Proust e Benjamin: no ponto de indiferença entre todos os perigos
E se, um dia, pudéssemos reconfigurar a vida como faz a literatura? A grande utopia da literatura proustiana esconde, para quem sabe procurar, uma outra, que é a da própria sociedade tornada senhora de si mesma. Essa conjunção inspira um dos momentos mais luminosos da obra de Benjamin.
Por Bruna Della Torre
Comemora-se neste mês de julho a efeméride de 150 anos do nascimento de Marcel Proust. Detratado por seus admiradores como um escritor “sofisticado” e “hermético” e por seus críticos como um representante do “subjetivismo” na literatura, Proust é assombrado pelo esnobismo que investigou de forma minuciosa. A descrição, em À la recherche du temps perdu, dos salões, da arte na Terceira República, da aristocracia e da alta burguesia, bem como a inserção do escritor nesses círculos, tornou seu legado suspeito diante de uma recepção mais à esquerda. Proust foi tomado por um mundano amador e esnobe, superficial, moralista e representante de um classicismo envelhecido.
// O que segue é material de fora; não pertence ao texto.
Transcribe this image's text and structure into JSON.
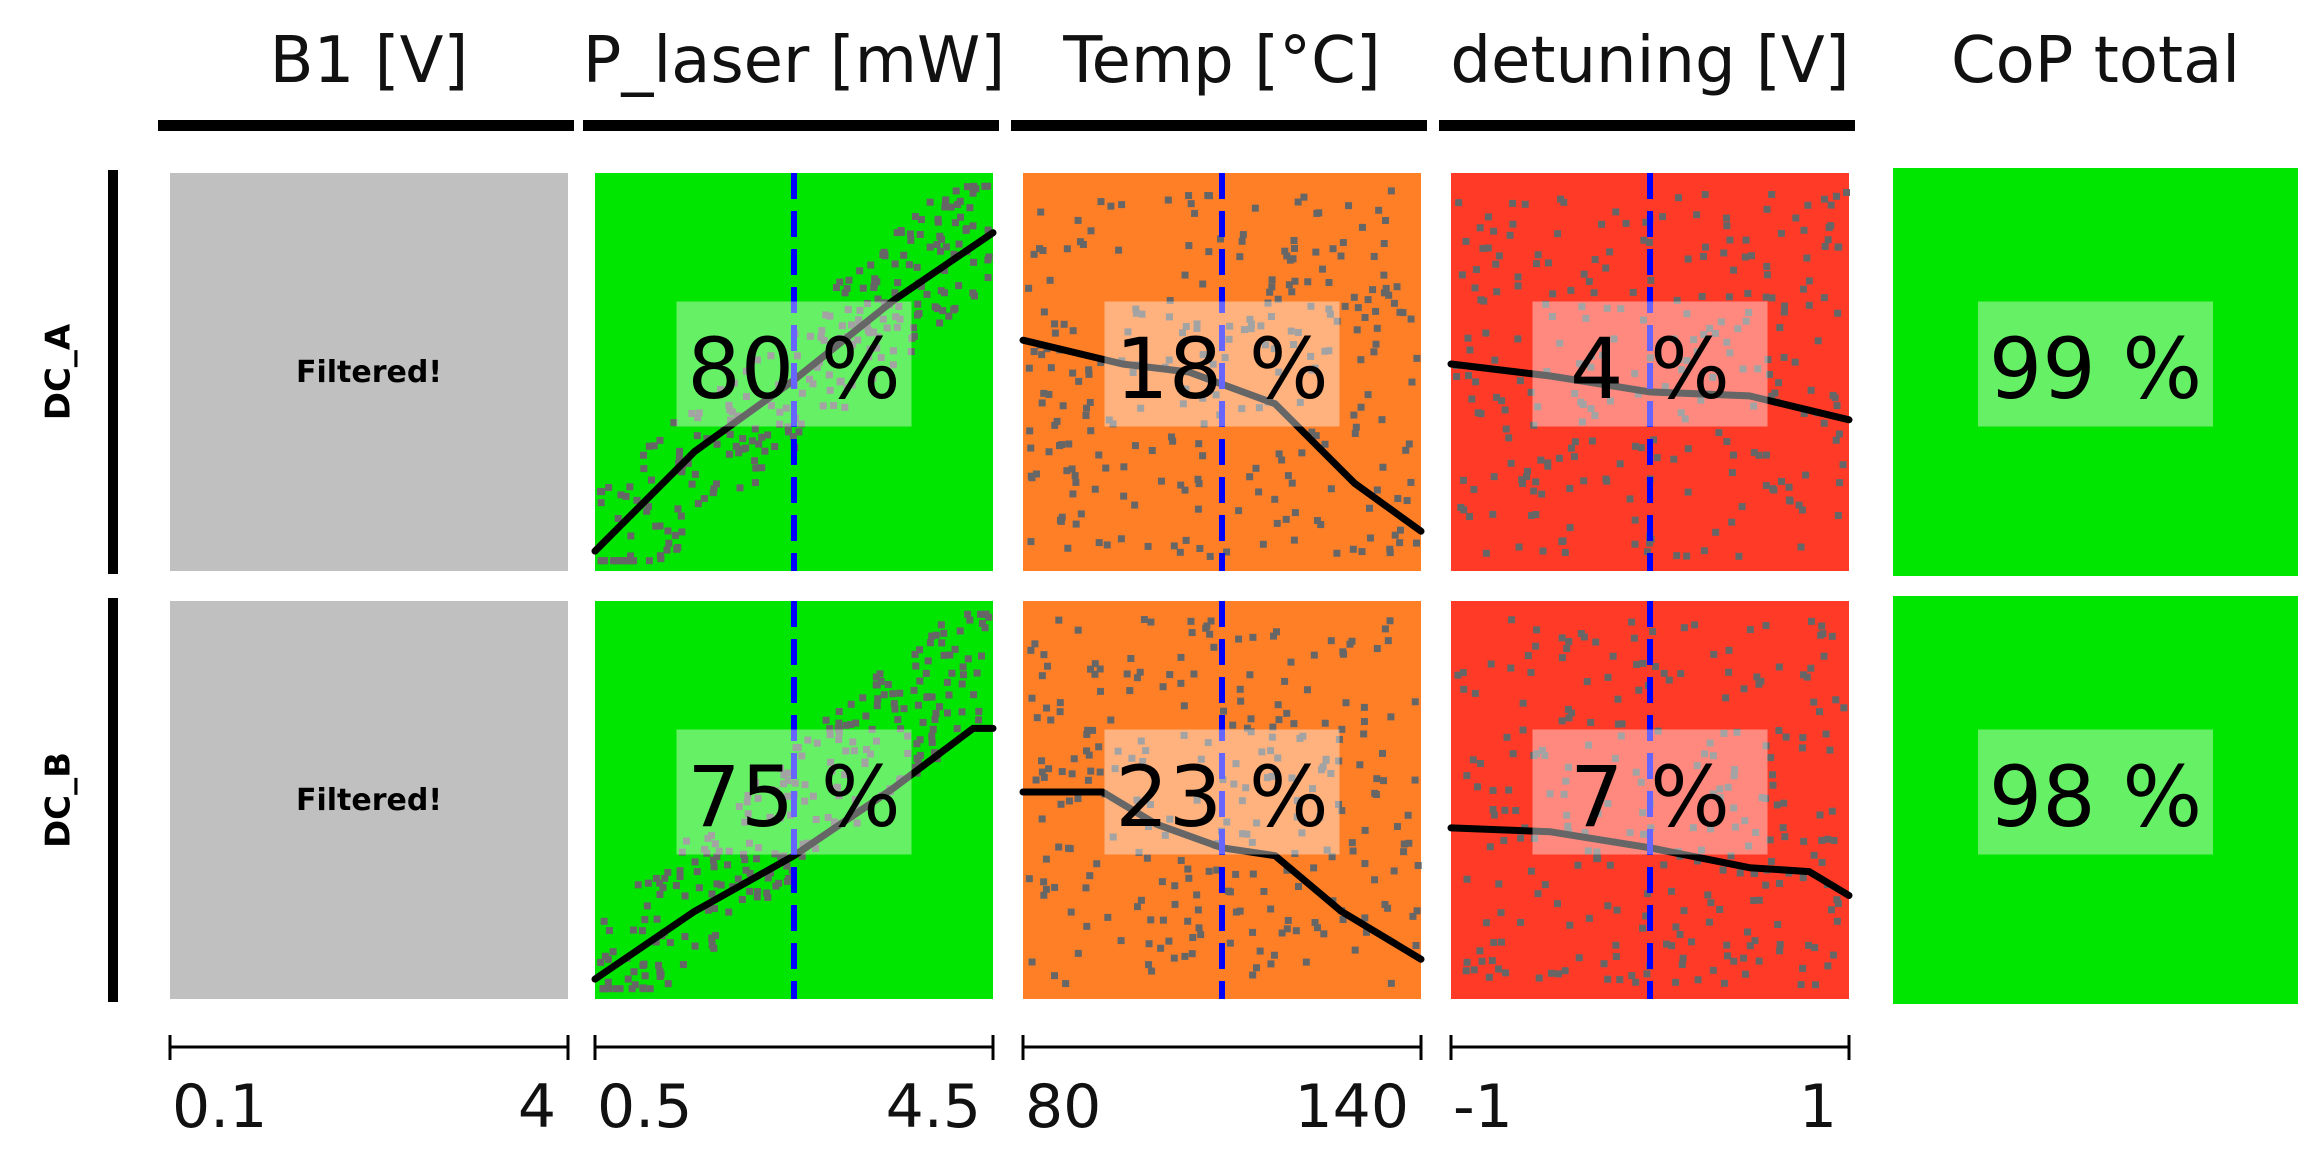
{
  "chart_data": {
    "type": "scatter",
    "columns": [
      {
        "key": "b1",
        "header": "B1 [V]",
        "ticks": [
          "0.1",
          "4"
        ],
        "xlim": [
          0.1,
          4
        ]
      },
      {
        "key": "p_laser",
        "header": "P_laser [mW]",
        "ticks": [
          "0.5",
          "4.5"
        ],
        "xlim": [
          0.5,
          4.5
        ],
        "reference": 2.5
      },
      {
        "key": "temp",
        "header": "Temp [°C]",
        "ticks": [
          "80",
          "140"
        ],
        "xlim": [
          80,
          140
        ],
        "reference": 110
      },
      {
        "key": "detuning",
        "header": "detuning [V]",
        "ticks": [
          "-1",
          "1"
        ],
        "xlim": [
          -1,
          1
        ],
        "reference": 0.0
      }
    ],
    "total_header": "CoP total",
    "rows": [
      {
        "label": "DC_A",
        "cells": [
          {
            "status": "filtered",
            "text": "Filtered!",
            "color": "#c0c0c0"
          },
          {
            "percent": "80 %",
            "color": "#00e600",
            "scatter": "rising",
            "trend": [
              [
                0.5,
                0.05
              ],
              [
                1.5,
                0.3
              ],
              [
                2.5,
                0.48
              ],
              [
                3.5,
                0.68
              ],
              [
                4.5,
                0.85
              ]
            ]
          },
          {
            "percent": "18 %",
            "color": "#ff7f27",
            "scatter": "flat",
            "trend": [
              [
                80,
                0.58
              ],
              [
                95,
                0.52
              ],
              [
                105,
                0.5
              ],
              [
                118,
                0.42
              ],
              [
                130,
                0.22
              ],
              [
                140,
                0.1
              ]
            ]
          },
          {
            "percent": "4 %",
            "color": "#ff3b28",
            "scatter": "flat",
            "trend": [
              [
                -1,
                0.52
              ],
              [
                -0.5,
                0.49
              ],
              [
                0,
                0.45
              ],
              [
                0.5,
                0.44
              ],
              [
                1,
                0.38
              ]
            ]
          }
        ],
        "total": {
          "percent": "99 %",
          "color": "#00e600"
        }
      },
      {
        "label": "DC_B",
        "cells": [
          {
            "status": "filtered",
            "text": "Filtered!",
            "color": "#c0c0c0"
          },
          {
            "percent": "75 %",
            "color": "#00e600",
            "scatter": "rising",
            "trend": [
              [
                0.5,
                0.05
              ],
              [
                1.5,
                0.22
              ],
              [
                2.5,
                0.36
              ],
              [
                3.5,
                0.53
              ],
              [
                4.3,
                0.68
              ],
              [
                4.5,
                0.68
              ]
            ]
          },
          {
            "percent": "23 %",
            "color": "#ff7f27",
            "scatter": "flat",
            "trend": [
              [
                80,
                0.52
              ],
              [
                92,
                0.52
              ],
              [
                100,
                0.44
              ],
              [
                110,
                0.38
              ],
              [
                118,
                0.36
              ],
              [
                128,
                0.22
              ],
              [
                140,
                0.1
              ]
            ]
          },
          {
            "percent": "7 %",
            "color": "#ff3b28",
            "scatter": "flat",
            "trend": [
              [
                -1,
                0.43
              ],
              [
                -0.5,
                0.42
              ],
              [
                0,
                0.38
              ],
              [
                0.5,
                0.33
              ],
              [
                0.8,
                0.32
              ],
              [
                1,
                0.26
              ]
            ]
          }
        ],
        "total": {
          "percent": "98 %",
          "color": "#00e600"
        }
      }
    ],
    "series_colors": {
      "points": "#666666",
      "trend": "#000000",
      "reference_line": "#0000ff",
      "label_box": "#ffffff"
    }
  }
}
Até hoje seu memorialismo é visto como exercício literário apolítico por alguns críticos marxistas. Vale lembrar o escândalo em torno de sua vitória, em 1919, do prêmio Goncourt, por A l’ombre des jeunes filles en fleur. Com uma viagem à praia, um grupo de moças bonitas e um rapaz apaixonado, Proust ofuscava os heróis do front retratados em Les Croix de bois, de Roland Dorgelès, o favorito ao prêmio, no desfecho da Primeira Guerra Mundial, que tinha limado precocemente quase um milhão e meio de vidas. Apesar de sua postura em relação ao caso Dreyfus, ele entrava para a história como o oposto do intelectual engajado, cujo modelo era Émile Zola.
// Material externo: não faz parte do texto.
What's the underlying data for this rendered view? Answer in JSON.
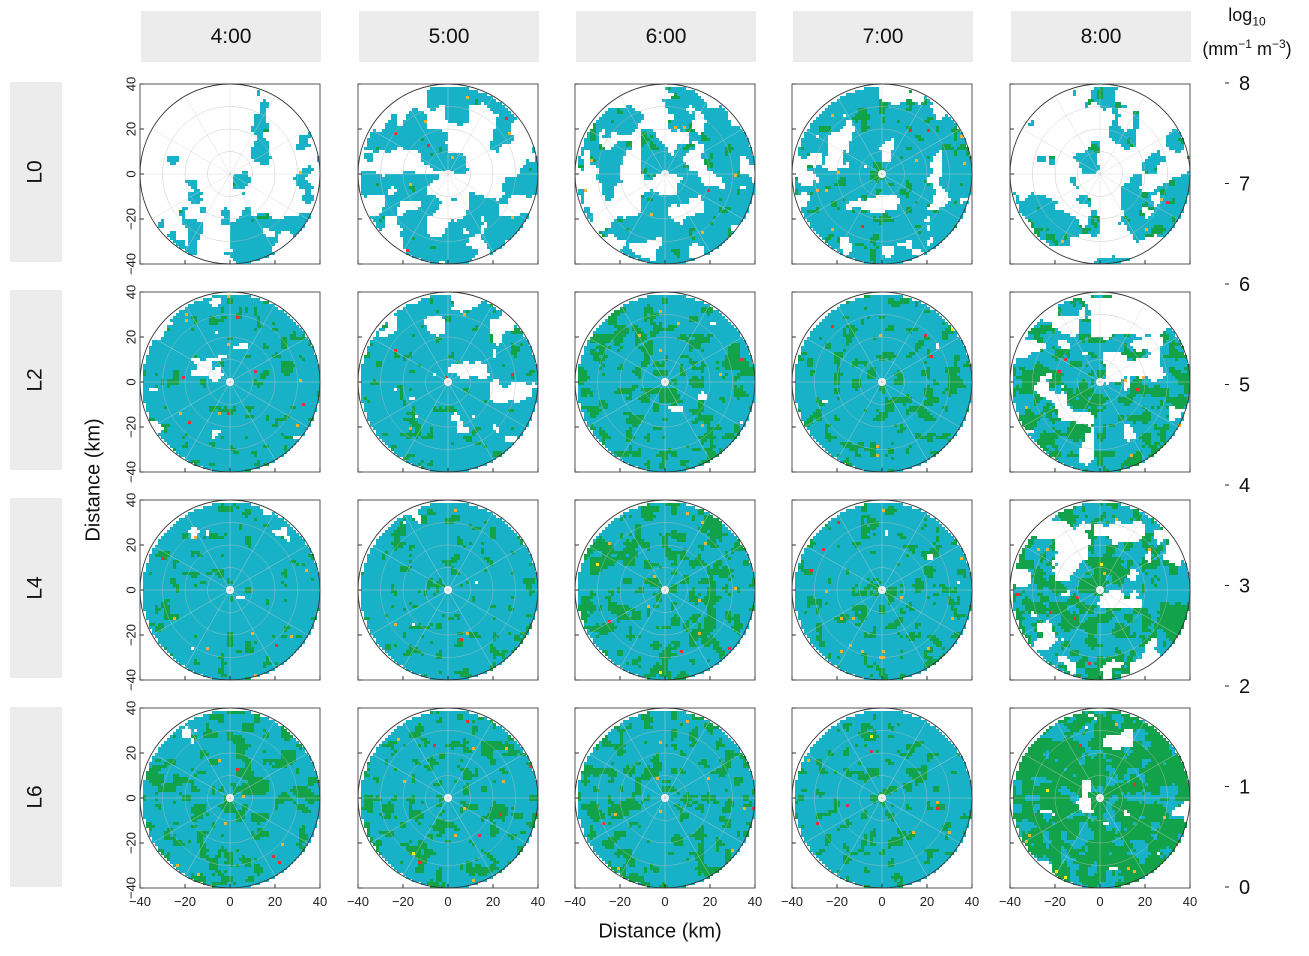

Walter Benjamin leu Proust como um contemporâneo. Além de leitor, foi tradutor e crítico de sua obra e reconheceu nele, desde o início, um autor subversivo. “A imagem de Proust”, texto que escreveu a partir do trabalho de tradução e que foi publicado em 1929 no Literarische Welt, pode ser lido como uma recomendação de leitura. Nesse ensaio, Benjamin combate, de um lado, as interpretações predominantes na França na época, centradas na questão “psicológica” e, de outro lado, a antipatia de parte da esquerda alemã à descrição proustiana do esnobismo.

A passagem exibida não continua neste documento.